Apr 18, 2011 06:40 GMT  ·  By

As far as rumors on the IT market go, some are more wild than others, but a recent one involving Samsung may actually have something to it, considering how things have been going on the storage industry.

Samsung is a company that deals in a wide variety of products and technologies, mobile, CE (consumer electronics) and PC-related alike.

Hard disk drives are one of these business outlets, but it is implied that this will soon change.

Due to sales of HDDs falling in the wake of an increasing preference for NAND Flash-based storage devices, the outfit has supposedly decided to sell its HDD business.

Until Flash memory really took off, mostly every consumer electronics utilized (mini) hard disk drives for the majority of storage purposes.
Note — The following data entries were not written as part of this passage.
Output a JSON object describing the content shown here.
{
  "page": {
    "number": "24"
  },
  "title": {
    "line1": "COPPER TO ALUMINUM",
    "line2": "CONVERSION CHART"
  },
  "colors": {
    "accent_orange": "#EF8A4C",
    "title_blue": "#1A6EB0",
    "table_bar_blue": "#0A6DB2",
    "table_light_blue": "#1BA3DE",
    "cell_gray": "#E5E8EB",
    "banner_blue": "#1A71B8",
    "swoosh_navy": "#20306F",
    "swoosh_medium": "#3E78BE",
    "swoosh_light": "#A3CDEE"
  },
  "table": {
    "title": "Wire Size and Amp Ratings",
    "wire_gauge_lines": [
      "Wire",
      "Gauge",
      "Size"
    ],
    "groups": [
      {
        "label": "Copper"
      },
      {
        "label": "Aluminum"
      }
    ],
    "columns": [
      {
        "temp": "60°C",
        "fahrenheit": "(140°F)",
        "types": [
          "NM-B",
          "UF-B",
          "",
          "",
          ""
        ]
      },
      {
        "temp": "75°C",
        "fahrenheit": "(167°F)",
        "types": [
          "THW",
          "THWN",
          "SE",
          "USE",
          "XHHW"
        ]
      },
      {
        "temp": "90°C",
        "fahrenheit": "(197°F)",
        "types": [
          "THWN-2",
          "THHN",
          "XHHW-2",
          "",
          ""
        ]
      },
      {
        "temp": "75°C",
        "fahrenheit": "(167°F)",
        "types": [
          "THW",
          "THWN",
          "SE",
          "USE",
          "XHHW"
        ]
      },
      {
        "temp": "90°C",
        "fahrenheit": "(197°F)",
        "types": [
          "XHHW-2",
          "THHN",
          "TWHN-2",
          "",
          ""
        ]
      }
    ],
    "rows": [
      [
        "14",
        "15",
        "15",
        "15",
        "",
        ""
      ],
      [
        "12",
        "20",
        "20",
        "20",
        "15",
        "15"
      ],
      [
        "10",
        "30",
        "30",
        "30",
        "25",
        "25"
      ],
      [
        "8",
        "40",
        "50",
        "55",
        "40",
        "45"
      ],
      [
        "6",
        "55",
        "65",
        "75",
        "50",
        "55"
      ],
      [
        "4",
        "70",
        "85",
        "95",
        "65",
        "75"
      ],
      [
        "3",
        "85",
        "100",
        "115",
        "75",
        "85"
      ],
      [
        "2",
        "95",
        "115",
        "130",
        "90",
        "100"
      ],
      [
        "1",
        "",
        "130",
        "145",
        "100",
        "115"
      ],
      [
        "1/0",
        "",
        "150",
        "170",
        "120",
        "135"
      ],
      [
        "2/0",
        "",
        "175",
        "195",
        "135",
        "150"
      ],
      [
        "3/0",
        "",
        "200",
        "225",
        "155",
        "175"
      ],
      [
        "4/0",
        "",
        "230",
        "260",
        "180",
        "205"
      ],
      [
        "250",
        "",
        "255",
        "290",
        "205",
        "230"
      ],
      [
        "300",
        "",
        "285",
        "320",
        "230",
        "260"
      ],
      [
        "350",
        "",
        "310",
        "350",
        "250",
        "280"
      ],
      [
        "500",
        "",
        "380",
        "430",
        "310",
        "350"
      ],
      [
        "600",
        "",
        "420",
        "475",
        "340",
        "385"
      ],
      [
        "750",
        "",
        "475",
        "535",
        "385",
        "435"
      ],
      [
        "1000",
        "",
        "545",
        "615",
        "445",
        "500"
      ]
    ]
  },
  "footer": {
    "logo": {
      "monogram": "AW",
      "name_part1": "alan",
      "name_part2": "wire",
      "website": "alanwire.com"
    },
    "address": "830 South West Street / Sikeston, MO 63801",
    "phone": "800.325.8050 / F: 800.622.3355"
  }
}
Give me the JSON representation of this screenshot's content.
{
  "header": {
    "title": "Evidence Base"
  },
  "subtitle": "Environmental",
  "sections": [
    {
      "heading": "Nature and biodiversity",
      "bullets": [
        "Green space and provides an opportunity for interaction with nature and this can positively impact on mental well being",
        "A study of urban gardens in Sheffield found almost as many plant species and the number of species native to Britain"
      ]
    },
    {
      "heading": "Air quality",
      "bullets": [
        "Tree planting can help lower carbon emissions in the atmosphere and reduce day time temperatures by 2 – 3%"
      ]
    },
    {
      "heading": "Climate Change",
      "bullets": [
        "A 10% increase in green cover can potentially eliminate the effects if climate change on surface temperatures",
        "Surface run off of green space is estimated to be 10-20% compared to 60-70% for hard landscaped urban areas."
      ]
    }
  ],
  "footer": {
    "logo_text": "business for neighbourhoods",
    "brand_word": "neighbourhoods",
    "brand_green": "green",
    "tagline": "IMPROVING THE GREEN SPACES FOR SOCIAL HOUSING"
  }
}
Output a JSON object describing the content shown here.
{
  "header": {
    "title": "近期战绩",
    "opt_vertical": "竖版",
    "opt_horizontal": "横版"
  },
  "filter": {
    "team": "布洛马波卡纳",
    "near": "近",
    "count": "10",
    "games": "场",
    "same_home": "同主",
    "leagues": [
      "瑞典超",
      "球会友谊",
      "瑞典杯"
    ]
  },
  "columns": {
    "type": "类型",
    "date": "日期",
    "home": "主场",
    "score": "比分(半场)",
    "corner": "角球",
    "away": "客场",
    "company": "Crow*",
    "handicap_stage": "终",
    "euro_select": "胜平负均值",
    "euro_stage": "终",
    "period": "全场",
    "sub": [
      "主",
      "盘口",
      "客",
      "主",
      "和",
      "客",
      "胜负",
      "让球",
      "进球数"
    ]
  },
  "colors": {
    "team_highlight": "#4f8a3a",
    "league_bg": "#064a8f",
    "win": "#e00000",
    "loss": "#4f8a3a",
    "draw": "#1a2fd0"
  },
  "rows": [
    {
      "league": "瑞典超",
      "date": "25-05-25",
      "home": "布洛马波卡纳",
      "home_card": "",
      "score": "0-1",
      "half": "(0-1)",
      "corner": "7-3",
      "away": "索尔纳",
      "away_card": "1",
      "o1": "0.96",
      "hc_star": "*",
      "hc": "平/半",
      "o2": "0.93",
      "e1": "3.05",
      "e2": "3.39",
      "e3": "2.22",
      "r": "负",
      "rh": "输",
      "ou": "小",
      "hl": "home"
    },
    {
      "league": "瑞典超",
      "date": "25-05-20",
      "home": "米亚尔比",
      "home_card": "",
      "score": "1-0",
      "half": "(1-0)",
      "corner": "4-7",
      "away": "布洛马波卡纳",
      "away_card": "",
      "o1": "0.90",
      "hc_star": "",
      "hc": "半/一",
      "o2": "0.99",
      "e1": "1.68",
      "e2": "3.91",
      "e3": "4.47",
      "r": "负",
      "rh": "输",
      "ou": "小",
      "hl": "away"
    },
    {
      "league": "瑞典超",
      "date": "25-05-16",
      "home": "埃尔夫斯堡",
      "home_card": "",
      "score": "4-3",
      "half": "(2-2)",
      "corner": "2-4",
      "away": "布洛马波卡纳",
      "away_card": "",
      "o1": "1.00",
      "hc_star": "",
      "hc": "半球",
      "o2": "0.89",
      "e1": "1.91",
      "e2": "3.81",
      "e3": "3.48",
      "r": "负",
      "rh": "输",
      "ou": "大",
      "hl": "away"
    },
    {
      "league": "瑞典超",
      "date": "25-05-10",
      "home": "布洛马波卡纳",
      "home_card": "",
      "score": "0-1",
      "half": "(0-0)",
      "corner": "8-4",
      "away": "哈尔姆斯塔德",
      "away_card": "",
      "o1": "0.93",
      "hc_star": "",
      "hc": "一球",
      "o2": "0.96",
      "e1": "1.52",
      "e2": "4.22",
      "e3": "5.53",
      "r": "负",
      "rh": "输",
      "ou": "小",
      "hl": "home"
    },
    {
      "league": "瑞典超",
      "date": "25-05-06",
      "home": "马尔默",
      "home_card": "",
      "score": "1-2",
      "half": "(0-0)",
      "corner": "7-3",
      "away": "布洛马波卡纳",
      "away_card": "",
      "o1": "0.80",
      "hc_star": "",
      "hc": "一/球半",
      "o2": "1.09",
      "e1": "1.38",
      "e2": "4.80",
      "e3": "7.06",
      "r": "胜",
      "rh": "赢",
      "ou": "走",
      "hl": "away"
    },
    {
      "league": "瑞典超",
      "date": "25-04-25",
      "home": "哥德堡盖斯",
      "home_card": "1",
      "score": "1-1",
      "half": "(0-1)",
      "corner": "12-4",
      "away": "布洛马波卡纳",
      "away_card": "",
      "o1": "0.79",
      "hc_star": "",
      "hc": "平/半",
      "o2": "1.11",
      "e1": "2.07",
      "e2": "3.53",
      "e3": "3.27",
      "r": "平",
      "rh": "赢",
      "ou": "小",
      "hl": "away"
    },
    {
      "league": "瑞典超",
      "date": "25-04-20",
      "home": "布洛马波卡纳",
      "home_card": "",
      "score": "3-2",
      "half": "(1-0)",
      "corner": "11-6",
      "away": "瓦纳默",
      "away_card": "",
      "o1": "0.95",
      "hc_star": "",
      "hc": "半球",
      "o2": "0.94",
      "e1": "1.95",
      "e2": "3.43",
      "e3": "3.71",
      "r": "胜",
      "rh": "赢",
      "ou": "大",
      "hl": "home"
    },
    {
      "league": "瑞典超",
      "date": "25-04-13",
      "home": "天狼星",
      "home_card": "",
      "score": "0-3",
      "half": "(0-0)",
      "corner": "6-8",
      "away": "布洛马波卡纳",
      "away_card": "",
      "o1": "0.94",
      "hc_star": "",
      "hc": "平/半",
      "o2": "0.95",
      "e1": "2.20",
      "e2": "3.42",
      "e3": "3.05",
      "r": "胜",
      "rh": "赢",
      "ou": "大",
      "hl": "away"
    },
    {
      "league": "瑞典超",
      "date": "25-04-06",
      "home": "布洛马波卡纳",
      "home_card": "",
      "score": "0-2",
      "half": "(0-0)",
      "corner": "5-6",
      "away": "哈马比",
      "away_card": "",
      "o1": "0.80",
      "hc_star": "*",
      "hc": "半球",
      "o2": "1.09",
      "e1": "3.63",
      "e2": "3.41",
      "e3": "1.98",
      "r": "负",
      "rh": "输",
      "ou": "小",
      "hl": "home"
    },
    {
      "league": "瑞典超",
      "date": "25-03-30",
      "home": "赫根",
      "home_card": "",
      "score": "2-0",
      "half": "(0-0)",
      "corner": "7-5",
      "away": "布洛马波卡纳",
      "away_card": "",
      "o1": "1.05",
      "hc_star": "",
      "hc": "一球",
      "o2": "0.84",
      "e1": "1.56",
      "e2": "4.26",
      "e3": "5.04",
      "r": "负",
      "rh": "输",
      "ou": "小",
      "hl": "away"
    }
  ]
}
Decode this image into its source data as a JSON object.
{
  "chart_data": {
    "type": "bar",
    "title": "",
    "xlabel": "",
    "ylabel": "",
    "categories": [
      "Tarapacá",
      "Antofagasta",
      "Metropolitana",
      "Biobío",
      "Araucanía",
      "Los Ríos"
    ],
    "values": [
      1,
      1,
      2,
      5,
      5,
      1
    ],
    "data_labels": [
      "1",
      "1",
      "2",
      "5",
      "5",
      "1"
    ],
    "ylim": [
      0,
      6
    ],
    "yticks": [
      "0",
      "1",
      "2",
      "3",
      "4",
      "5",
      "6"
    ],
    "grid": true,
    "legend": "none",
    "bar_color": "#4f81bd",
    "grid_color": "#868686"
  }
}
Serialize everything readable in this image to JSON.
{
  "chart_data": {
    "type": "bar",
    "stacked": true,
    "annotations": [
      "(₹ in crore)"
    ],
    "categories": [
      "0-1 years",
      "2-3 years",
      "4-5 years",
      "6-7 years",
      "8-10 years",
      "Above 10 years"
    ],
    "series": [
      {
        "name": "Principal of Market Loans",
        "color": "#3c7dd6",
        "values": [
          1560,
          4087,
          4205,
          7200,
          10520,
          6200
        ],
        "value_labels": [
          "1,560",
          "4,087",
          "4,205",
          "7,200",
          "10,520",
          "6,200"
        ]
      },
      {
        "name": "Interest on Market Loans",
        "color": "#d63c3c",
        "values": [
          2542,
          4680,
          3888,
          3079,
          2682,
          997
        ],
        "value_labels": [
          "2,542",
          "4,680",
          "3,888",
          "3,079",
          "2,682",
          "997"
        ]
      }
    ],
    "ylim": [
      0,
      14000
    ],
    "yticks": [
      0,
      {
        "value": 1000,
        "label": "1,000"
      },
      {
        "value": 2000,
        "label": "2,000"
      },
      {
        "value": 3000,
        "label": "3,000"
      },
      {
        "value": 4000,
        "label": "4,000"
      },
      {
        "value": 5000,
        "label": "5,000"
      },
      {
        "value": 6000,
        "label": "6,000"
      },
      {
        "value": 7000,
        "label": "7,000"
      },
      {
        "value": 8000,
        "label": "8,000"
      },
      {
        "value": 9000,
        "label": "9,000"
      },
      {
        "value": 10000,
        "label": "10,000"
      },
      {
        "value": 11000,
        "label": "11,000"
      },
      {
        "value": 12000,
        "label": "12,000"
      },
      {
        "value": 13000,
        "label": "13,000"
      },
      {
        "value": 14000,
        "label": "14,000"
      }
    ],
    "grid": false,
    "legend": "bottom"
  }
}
Then, when NAND chips began to get really capacious and fast, things changed, especially due to how quick Apple was to promote the new solutions through its products.

With SSDs getting better and cheaper, and with memory cards and the like also gaining huge storage capacities, HDD sales have fallen a great deal.

As such, Samsung has been making less and less profits from selling platter-based storage solutions, until it started to incur losses.

This situation was also enabled by how Western Digital bought Hitachi some time ago, leading to a world-class giant with many resources.

Provided the report is true, the outfit wants to get $1.5 billion in exchange for its entire HDD business, though $1 billion may suffice as well.

So far, the buyer said to be most likely to take the HDD business of Samsung's hands is Seagate, as it would allow it to reduce the now large gap between it and WD, though it won't match the latter's $4.3 billion worth of fresh resources and market share.

Unfortunately, and not unexpectedly, neither of the two companies offered any comment on this report.